Alternatively, and this would likely be a single-line fix, they should enable depth-testing for the lights, so that they dont render behind buildings. And also implement culling for them, as renderdoc shows that its doing the light calculations for every light in the map, not checking if they are visible.

Once characters and background are rendered, we enter the final section of the frame, with transparencies, postfx, and UI. This takes 5.5 miliseconds. Remember the mention of those full screen quads for different effects? Due to memory constraints, a full screen quad at native resolution on a steam deck will take 0.25 miliseconds by itself, and we have quite a few here.

A lot of the postprocessing and several effects apply layers of effects on top of each other, each as a fullscreen quad. This means that at every one of them, it needs to load the memory for those pixels, do the postprocessing calculations, and store it back. If instead of this it did it in 1 quad (or compute shader) that does multiple things at once, its very likely to be a significant performance win. The transparency and vfx draws here dont take much time, basically negligible at the side of the fullscreen quads. Of those 5.5 miliseconds of transparency, postfx, and UI, around 3.5 to 4 of them are spent due to the overhead of doing fullscreen quads over and over. A lot of those do make sense and are needed as they are, like for the bloom lighting effect, but that entire pipeline could be significantly optimized by merging shaders.

With this whole analysis, how fast could the game run? Assuming no changes on assets, just optimizing the rendering code itself.

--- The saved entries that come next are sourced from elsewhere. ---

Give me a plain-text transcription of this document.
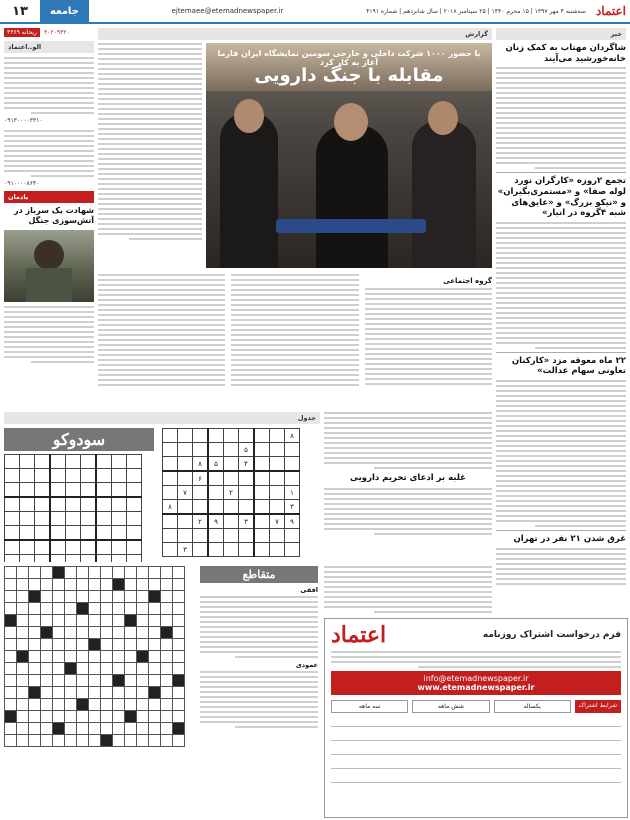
۱۳	جامعه	ejtemaee@etemadnewspaper.ir	سه‌شنبه ۴ مهر ۱۳۹۷ | ۱۵ محرم ۱۴۴۰ | ۲۵ سپتامبر ۲۰۱۸ | سال شانزدهم | شماره ۴۱۹۱ اعتماد
ریحانه ۴۴۶۹	۳۰۲۰۹۳۲۰
الو..اعتماد
۰۹۱۳۰۰۰۰۳۳۱۰
۰۹۱۰۰۰۰۸۶۴۰
یادمان
شهادت یک سرباز در آتش‌سوزی جنگل
گزارش
با حضور ۱۰۰۰ شرکت داخلی و خارجی سومین نمایشگاه ایران فارما آغاز به کار کرد
مقابله با جنگ دارویی
گروه اجتماعی
خبر
شاگردان مهتاب به کمک زنان خانه‌خورشید می‌آیند
تجمع ۲روزه «کارگران نورد لوله صفا» و «مستمری‌بگیران» و «نیکو بزرگ» و «عایق‌های شبه ۴گروه در انبار»
۲۲ ماه معوقه مزد «کارکنان تعاونی سهام عدالت»
غرق شدن ۲۱ نفر در تهران
جدول
سودوکو

									۸
					۵			
		۸	۵		۴			
		۶						
	۷			۲				۱
۸								۳
		۲	۹		۳		۷	۹

	۳							
غلبه بر ادعای تحریم دارویی

متقاطع
افقی
عمودی
اعتماد	فرم درخواست اشتراک روزنامه
info@etemadnewspaper.ir
www.etemadnewspaper.ir
سه ماهه	شش ماهه	یکساله	شرایط اشتراک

The biggest win of all would be the change to the shadows. We can save 8 miliseconds by fixing their culling, which should be a simple code fix. Improving the gbuffer layout compressing memory would save RAM, and will probably drop around half a milisecond from the gbuffer and character passes. Fixing the terrain mesh and its shader would save 0.5 ms to 1 ms, depending on scene. Going from overdraw-hell deferred lighting into a bruteforce algorithm or a fancier scheme would save 2 miliseconds, and improving the postfx pipeline by merging shaders would save 1 to 2 ms more. The total would be 12 to 14 miliseconds saved, which would make the game render almost 2x faster. At that level, the game would stay at 60 fps on most places in the game on the steam deck. We could save a bit more perf by doing things like rendering the shadows at a bit less resolution, offering it as a option in settings. In the same way, removing that 3rd shadow cascade as an option would save another 1-2 ms from the game and would be great for most of it, but it does change the image quality.